Now playing at the Colony Theater in North Raleigh. Check the theater's website for show-times.
“Certified Copy” (Dir. Abbas Kiarostami, 2010)
This dialogue driven French drama has been validly compared to “My Dinner With Andre”, and the “Before Sunrise”/“Before Sunset” films, but it’s at its most alluring when the characters stop talking and stare off into space.
You can really get lost in the moments where Juliette Binoche and William Shimell as a couple who has just met – she an antiques dealer; he a famous writer and – hesitate before their next spoken words, and try to decide which versions of themselves they want to pursue being next.
Taking place in Tuscany during one confusing yet compelling day, we follow Binoche and Shimell as they drive to the village of Lucignano, having elaborately intertwined conversations about existentialism filtered through the lenses of art.
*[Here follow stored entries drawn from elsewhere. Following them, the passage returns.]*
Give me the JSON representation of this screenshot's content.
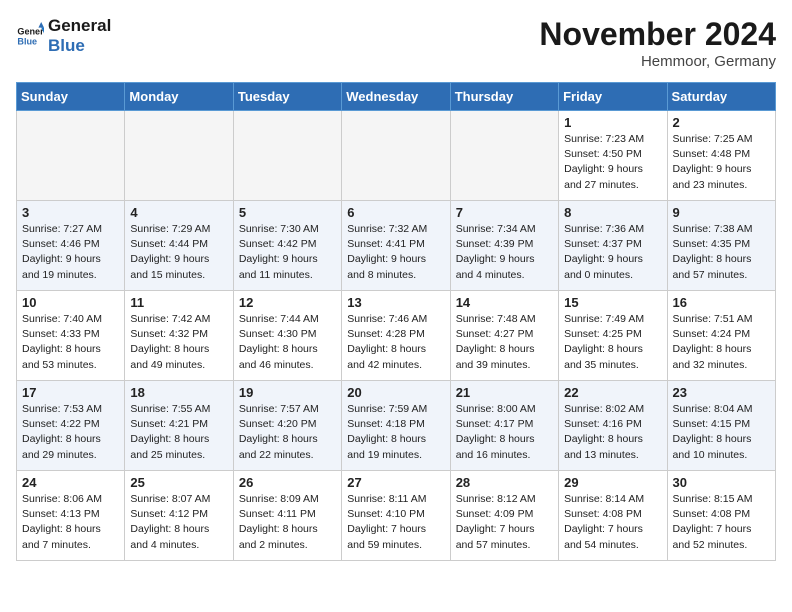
{
  "logo": {
    "line1": "General",
    "line2": "Blue"
  },
  "title": "November 2024",
  "subtitle": "Hemmoor, Germany",
  "weekdays": [
    "Sunday",
    "Monday",
    "Tuesday",
    "Wednesday",
    "Thursday",
    "Friday",
    "Saturday"
  ],
  "weeks": [
    [
      {
        "day": "",
        "detail": ""
      },
      {
        "day": "",
        "detail": ""
      },
      {
        "day": "",
        "detail": ""
      },
      {
        "day": "",
        "detail": ""
      },
      {
        "day": "",
        "detail": ""
      },
      {
        "day": "1",
        "detail": "Sunrise: 7:23 AM\nSunset: 4:50 PM\nDaylight: 9 hours\nand 27 minutes."
      },
      {
        "day": "2",
        "detail": "Sunrise: 7:25 AM\nSunset: 4:48 PM\nDaylight: 9 hours\nand 23 minutes."
      }
    ],
    [
      {
        "day": "3",
        "detail": "Sunrise: 7:27 AM\nSunset: 4:46 PM\nDaylight: 9 hours\nand 19 minutes."
      },
      {
        "day": "4",
        "detail": "Sunrise: 7:29 AM\nSunset: 4:44 PM\nDaylight: 9 hours\nand 15 minutes."
      },
      {
        "day": "5",
        "detail": "Sunrise: 7:30 AM\nSunset: 4:42 PM\nDaylight: 9 hours\nand 11 minutes."
      },
      {
        "day": "6",
        "detail": "Sunrise: 7:32 AM\nSunset: 4:41 PM\nDaylight: 9 hours\nand 8 minutes."
      },
      {
        "day": "7",
        "detail": "Sunrise: 7:34 AM\nSunset: 4:39 PM\nDaylight: 9 hours\nand 4 minutes."
      },
      {
        "day": "8",
        "detail": "Sunrise: 7:36 AM\nSunset: 4:37 PM\nDaylight: 9 hours\nand 0 minutes."
      },
      {
        "day": "9",
        "detail": "Sunrise: 7:38 AM\nSunset: 4:35 PM\nDaylight: 8 hours\nand 57 minutes."
      }
    ],
    [
      {
        "day": "10",
        "detail": "Sunrise: 7:40 AM\nSunset: 4:33 PM\nDaylight: 8 hours\nand 53 minutes."
      },
      {
        "day": "11",
        "detail": "Sunrise: 7:42 AM\nSunset: 4:32 PM\nDaylight: 8 hours\nand 49 minutes."
      },
      {
        "day": "12",
        "detail": "Sunrise: 7:44 AM\nSunset: 4:30 PM\nDaylight: 8 hours\nand 46 minutes."
      },
      {
        "day": "13",
        "detail": "Sunrise: 7:46 AM\nSunset: 4:28 PM\nDaylight: 8 hours\nand 42 minutes."
      },
      {
        "day": "14",
        "detail": "Sunrise: 7:48 AM\nSunset: 4:27 PM\nDaylight: 8 hours\nand 39 minutes."
      },
      {
        "day": "15",
        "detail": "Sunrise: 7:49 AM\nSunset: 4:25 PM\nDaylight: 8 hours\nand 35 minutes."
      },
      {
        "day": "16",
        "detail": "Sunrise: 7:51 AM\nSunset: 4:24 PM\nDaylight: 8 hours\nand 32 minutes."
      }
    ],
    [
      {
        "day": "17",
        "detail": "Sunrise: 7:53 AM\nSunset: 4:22 PM\nDaylight: 8 hours\nand 29 minutes."
      },
      {
        "day": "18",
        "detail": "Sunrise: 7:55 AM\nSunset: 4:21 PM\nDaylight: 8 hours\nand 25 minutes."
      },
      {
        "day": "19",
        "detail": "Sunrise: 7:57 AM\nSunset: 4:20 PM\nDaylight: 8 hours\nand 22 minutes."
      },
      {
        "day": "20",
        "detail": "Sunrise: 7:59 AM\nSunset: 4:18 PM\nDaylight: 8 hours\nand 19 minutes."
      },
      {
        "day": "21",
        "detail": "Sunrise: 8:00 AM\nSunset: 4:17 PM\nDaylight: 8 hours\nand 16 minutes."
      },
      {
        "day": "22",
        "detail": "Sunrise: 8:02 AM\nSunset: 4:16 PM\nDaylight: 8 hours\nand 13 minutes."
      },
      {
        "day": "23",
        "detail": "Sunrise: 8:04 AM\nSunset: 4:15 PM\nDaylight: 8 hours\nand 10 minutes."
      }
    ],
    [
      {
        "day": "24",
        "detail": "Sunrise: 8:06 AM\nSunset: 4:13 PM\nDaylight: 8 hours\nand 7 minutes."
      },
      {
        "day": "25",
        "detail": "Sunrise: 8:07 AM\nSunset: 4:12 PM\nDaylight: 8 hours\nand 4 minutes."
      },
      {
        "day": "26",
        "detail": "Sunrise: 8:09 AM\nSunset: 4:11 PM\nDaylight: 8 hours\nand 2 minutes."
      },
      {
        "day": "27",
        "detail": "Sunrise: 8:11 AM\nSunset: 4:10 PM\nDaylight: 7 hours\nand 59 minutes."
      },
      {
        "day": "28",
        "detail": "Sunrise: 8:12 AM\nSunset: 4:09 PM\nDaylight: 7 hours\nand 57 minutes."
      },
      {
        "day": "29",
        "detail": "Sunrise: 8:14 AM\nSunset: 4:08 PM\nDaylight: 7 hours\nand 54 minutes."
      },
      {
        "day": "30",
        "detail": "Sunrise: 8:15 AM\nSunset: 4:08 PM\nDaylight: 7 hours\nand 52 minutes."
      }
    ]
  ]
}
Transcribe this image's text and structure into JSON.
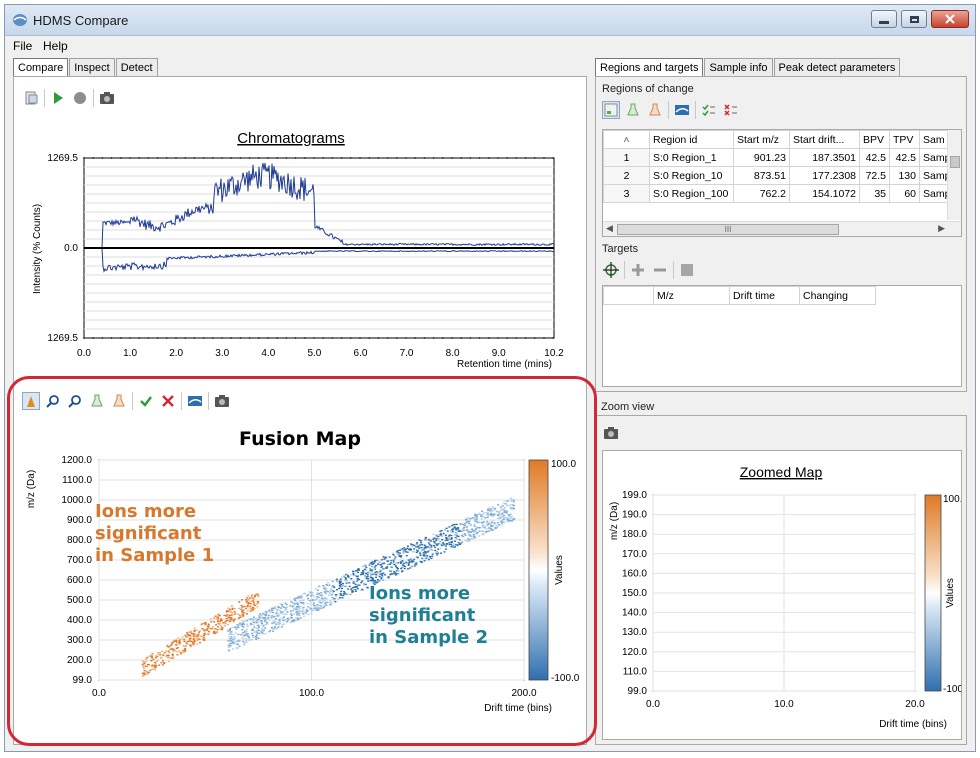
{
  "window": {
    "title": "HDMS Compare"
  },
  "menu": [
    "File",
    "Help"
  ],
  "left_tabs": [
    "Compare",
    "Inspect",
    "Detect"
  ],
  "right_tabs": [
    "Regions and targets",
    "Sample info",
    "Peak detect parameters"
  ],
  "chromatogram": {
    "title": "Chromatograms",
    "ylabel": "Intensity (% Counts)",
    "xlabel": "Retention time (mins)",
    "y_ticks": [
      "1269.5",
      "0.0",
      "1269.5"
    ],
    "x_ticks": [
      "0.0",
      "1.0",
      "2.0",
      "3.0",
      "4.0",
      "5.0",
      "6.0",
      "7.0",
      "8.0",
      "9.0",
      "10.2"
    ]
  },
  "fusion_map": {
    "title": "Fusion Map",
    "ylabel": "m/z (Da)",
    "xlabel": "Drift time (bins)",
    "y_ticks": [
      "1200.0",
      "1100.0",
      "1000.0",
      "900.0",
      "800.0",
      "700.0",
      "600.0",
      "500.0",
      "400.0",
      "300.0",
      "200.0",
      "99.0"
    ],
    "x_ticks": [
      "0.0",
      "100.0",
      "200.0"
    ],
    "colorbar": {
      "label": "Values",
      "max": "100.0",
      "min": "-100.0"
    }
  },
  "callouts": {
    "sample1": [
      "Ions more",
      "significant",
      "in Sample 1"
    ],
    "sample2": [
      "Ions more",
      "significant",
      "in Sample 2"
    ]
  },
  "regions": {
    "section_label": "Regions of change",
    "columns": [
      "Region id",
      "Start m/z",
      "Start drift...",
      "BPV",
      "TPV",
      "Sam"
    ],
    "rows": [
      {
        "n": "1",
        "id": "S:0 Region_1",
        "mz": "901.23",
        "drift": "187.3501",
        "bpv": "42.5",
        "tpv": "42.5",
        "sam": "Samp"
      },
      {
        "n": "2",
        "id": "S:0 Region_10",
        "mz": "873.51",
        "drift": "177.2308",
        "bpv": "72.5",
        "tpv": "130",
        "sam": "Samp"
      },
      {
        "n": "3",
        "id": "S:0 Region_100",
        "mz": "762.2",
        "drift": "154.1072",
        "bpv": "35",
        "tpv": "60",
        "sam": "Samp"
      }
    ],
    "hscroll_mark": "III"
  },
  "targets": {
    "section_label": "Targets",
    "columns": [
      "M/z",
      "Drift time",
      "Changing"
    ]
  },
  "zoom": {
    "section_label": "Zoom view",
    "title": "Zoomed Map",
    "ylabel": "m/z (Da)",
    "xlabel": "Drift time (bins)",
    "y_ticks": [
      "199.0",
      "190.0",
      "180.0",
      "170.0",
      "160.0",
      "150.0",
      "140.0",
      "130.0",
      "120.0",
      "110.0",
      "99.0"
    ],
    "x_ticks": [
      "0.0",
      "10.0",
      "20.0"
    ],
    "colorbar": {
      "label": "Values",
      "max": "100.",
      "min": "-100"
    }
  },
  "colors": {
    "orange": "#d9782d",
    "blue": "#3e7fb5",
    "teal": "#1f7f95",
    "trace": "#1f3a93",
    "highlight": "#d02834"
  }
}
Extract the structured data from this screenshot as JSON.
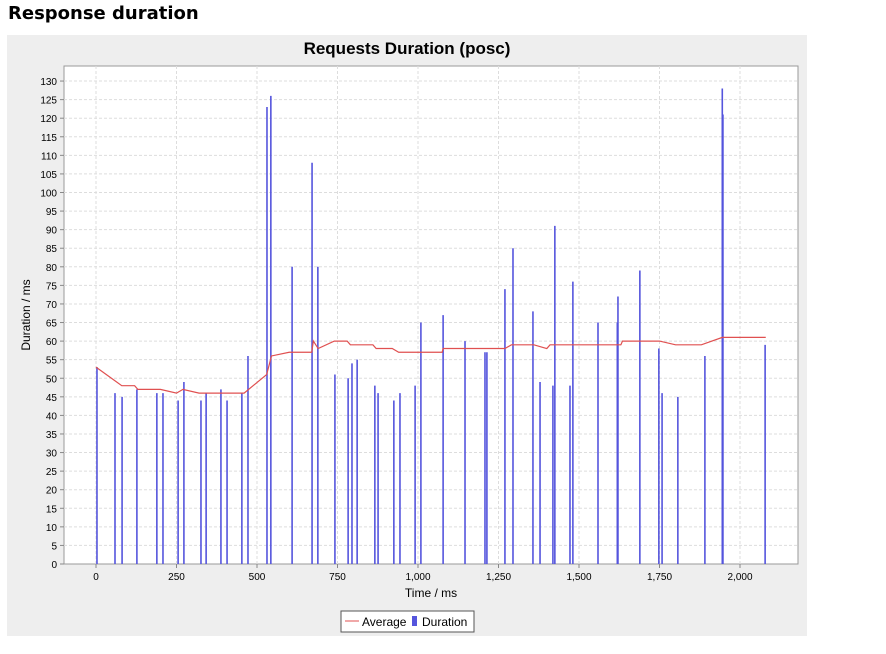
{
  "page_heading": "Response duration",
  "chart_data": {
    "type": "bar",
    "title": "Requests Duration (posc)",
    "xlabel": "Time / ms",
    "ylabel": "Duration / ms",
    "xlim": [
      -100,
      2180
    ],
    "ylim": [
      0,
      132
    ],
    "xticks": [
      0,
      250,
      500,
      750,
      1000,
      1250,
      1500,
      1750,
      2000
    ],
    "xtick_labels": [
      "0",
      "250",
      "500",
      "750",
      "1,000",
      "1,250",
      "1,500",
      "1,750",
      "2,000"
    ],
    "yticks": [
      0,
      5,
      10,
      15,
      20,
      25,
      30,
      35,
      40,
      45,
      50,
      55,
      60,
      65,
      70,
      75,
      80,
      85,
      90,
      95,
      100,
      105,
      110,
      115,
      120,
      125,
      130
    ],
    "grid": true,
    "legend": {
      "placement": "bottom-center",
      "entries": [
        "Average",
        "Duration"
      ]
    },
    "colors": {
      "average": "#e05050",
      "duration": "#5555dd"
    },
    "series": [
      {
        "name": "Duration",
        "type": "bar",
        "points": [
          [
            3,
            53
          ],
          [
            59,
            46
          ],
          [
            81,
            45
          ],
          [
            127,
            47
          ],
          [
            189,
            46
          ],
          [
            208,
            46
          ],
          [
            255,
            44
          ],
          [
            273,
            49
          ],
          [
            326,
            44
          ],
          [
            342,
            46
          ],
          [
            388,
            47
          ],
          [
            407,
            44
          ],
          [
            453,
            46
          ],
          [
            472,
            56
          ],
          [
            531,
            123
          ],
          [
            543,
            126
          ],
          [
            609,
            80
          ],
          [
            671,
            108
          ],
          [
            689,
            80
          ],
          [
            742,
            51
          ],
          [
            783,
            50
          ],
          [
            795,
            54
          ],
          [
            811,
            55
          ],
          [
            866,
            48
          ],
          [
            876,
            46
          ],
          [
            925,
            44
          ],
          [
            944,
            46
          ],
          [
            991,
            48
          ],
          [
            1009,
            65
          ],
          [
            1078,
            67
          ],
          [
            1146,
            60
          ],
          [
            1208,
            57
          ],
          [
            1214,
            57
          ],
          [
            1270,
            74
          ],
          [
            1295,
            85
          ],
          [
            1357,
            68
          ],
          [
            1379,
            49
          ],
          [
            1419,
            48
          ],
          [
            1425,
            91
          ],
          [
            1472,
            48
          ],
          [
            1481,
            76
          ],
          [
            1559,
            65
          ],
          [
            1619,
            65
          ],
          [
            1621,
            72
          ],
          [
            1689,
            79
          ],
          [
            1748,
            58
          ],
          [
            1758,
            46
          ],
          [
            1807,
            45
          ],
          [
            1891,
            56
          ],
          [
            1945,
            128
          ],
          [
            1947,
            121
          ],
          [
            2078,
            59
          ]
        ]
      },
      {
        "name": "Average",
        "type": "line",
        "points": [
          [
            0,
            53
          ],
          [
            80,
            48
          ],
          [
            120,
            48
          ],
          [
            130,
            47
          ],
          [
            200,
            47
          ],
          [
            250,
            46
          ],
          [
            270,
            47
          ],
          [
            320,
            46
          ],
          [
            460,
            46
          ],
          [
            530,
            51
          ],
          [
            545,
            56
          ],
          [
            600,
            57
          ],
          [
            670,
            57
          ],
          [
            675,
            60
          ],
          [
            690,
            58
          ],
          [
            740,
            60
          ],
          [
            780,
            60
          ],
          [
            790,
            59
          ],
          [
            860,
            59
          ],
          [
            870,
            58
          ],
          [
            920,
            58
          ],
          [
            940,
            57
          ],
          [
            1075,
            57
          ],
          [
            1078,
            58
          ],
          [
            1270,
            58
          ],
          [
            1290,
            59
          ],
          [
            1360,
            59
          ],
          [
            1400,
            58
          ],
          [
            1410,
            59
          ],
          [
            1630,
            59
          ],
          [
            1635,
            60
          ],
          [
            1750,
            60
          ],
          [
            1800,
            59
          ],
          [
            1880,
            59
          ],
          [
            1945,
            61
          ],
          [
            2080,
            61
          ]
        ]
      }
    ]
  }
}
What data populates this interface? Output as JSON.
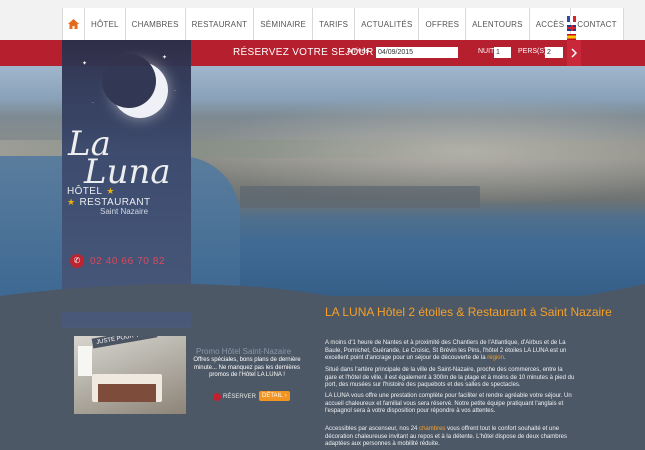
{
  "nav": {
    "home_icon": "home-icon",
    "items": [
      "HÔTEL",
      "CHAMBRES",
      "RESTAURANT",
      "SÉMINAIRE",
      "TARIFS",
      "ACTUALITÉS",
      "OFFRES",
      "ALENTOURS",
      "ACCÈS",
      "CONTACT"
    ],
    "languages": [
      "fr-flag",
      "en-flag",
      "es-flag"
    ]
  },
  "booking": {
    "title": "RÉSERVEZ VOTRE SEJOUR",
    "arrival_label": "Arrivée",
    "arrival_value": "04/09/2015",
    "nights_label": "NUIT(S)",
    "nights_value": "1",
    "persons_label": "PERS(S)",
    "persons_value": "2",
    "submit_icon": "chevron-right-icon"
  },
  "brand": {
    "logo_la": "La",
    "logo_luna": "Luna",
    "hotel": "HÔTEL",
    "stars": "★ ★",
    "restaurant": "RESTAURANT",
    "city": "Saint Nazaire",
    "phone": "02 40 66 70 82"
  },
  "main": {
    "title": "LA LUNA Hôtel 2 étoiles & Restaurant à Saint Nazaire",
    "p1_before": "A moins d'1 heure de Nantes et à proximité des Chantiers de l'Atlantique, d'Airbus et de La Baule, Pornichet, Guérande, Le Croisic, St Brévin les Pins, l'hôtel 2 étoiles LA LUNA est un excellent point d'ancrage pour un séjour de découverte de la ",
    "p1_link": "région",
    "p1_after": ".",
    "p2": "Situé dans l'artère principale de la ville de Saint-Nazaire, proche des commerces, entre la gare et l'hôtel de ville, il est également à 300m de la plage et à moins de 10 minutes à pied du port, des musées sur l'histoire des paquebots et des salles de spectacles.",
    "p3": "LA LUNA vous offre une prestation complète pour faciliter et rendre agréable votre séjour. Un accueil chaleureux et familial vous sera réservé. Notre petite équipe pratiquant l'anglais et l'espagnol sera à votre disposition pour répondre à vos attentes.",
    "p4_before": "Accessibles par ascenseur, nos 24 ",
    "p4_link": "chambres",
    "p4_after": " vous offrent tout le confort souhaité et une décoration chaleureuse invitant au repos et à la détente. L'hôtel dispose de deux chambres adaptées aux personnes à mobilité réduite."
  },
  "promo": {
    "ribbon": "JUSTE POUR VOUS",
    "title": "Promo Hôtel Saint-Nazaire",
    "text": "Offres spéciales, bons plans de dernière minute... Ne manquez pas les dernières promos de l'Hôtel LA LUNA !",
    "reserve_label": "RÉSERVER",
    "detail_label": "DÉTAIL"
  }
}
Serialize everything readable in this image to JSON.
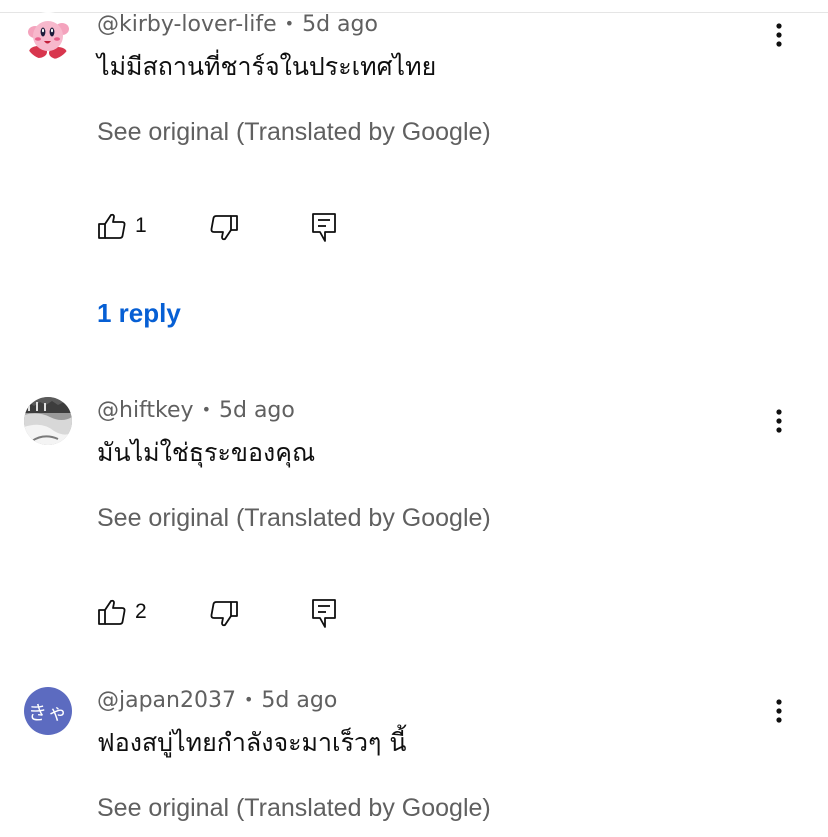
{
  "comments": [
    {
      "author": "@kirby-lover-life",
      "time": "5d ago",
      "text": "ไม่มีสถานที่ชาร์จในประเทศไทย",
      "see_original": "See original (Translated by Google)",
      "likes": "1",
      "replies_label": "1 reply",
      "avatar": "kirby-avatar"
    },
    {
      "author": "@hiftkey",
      "time": "5d ago",
      "text": "มันไม่ใช่ธุระของคุณ",
      "see_original": "See original (Translated by Google)",
      "likes": "2",
      "avatar": "photo-avatar"
    },
    {
      "author": "@japan2037",
      "time": "5d ago",
      "text": "ฟองสบู่ไทยกำลังจะมาเร็วๆ นี้",
      "see_original": "See original (Translated by Google)",
      "avatar": "initials-avatar",
      "avatar_initials": "きゃ"
    }
  ],
  "separator": "•",
  "colors": {
    "link": "#065fd4",
    "secondary_text": "#606060",
    "primary_text": "#0f0f0f",
    "initials_avatar_bg": "#5c6bc0"
  },
  "icons": [
    "thumbs-up-icon",
    "thumbs-down-icon",
    "reply-icon",
    "more-vert-icon"
  ]
}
Shimell is touring promoting his book, also entitled “Certified Copy” (or its French title “Copie Conforme”), which deals with originals and copies of art being equal.
Binoche has some issues with Shimell’s theories, but when they are mistaken for a married couple by a café owner (Gianna Giachetti), she goes with it, and before you know it their repartee is even more layered as they are now conversing as man and wife.
Directed by acclaimed Iranian film maker Kiarostami, this film flows lucidly with many scenes featuring unbroken shots that keep us successfully inside the pair’s often conflicting yet magnetic mind-sets.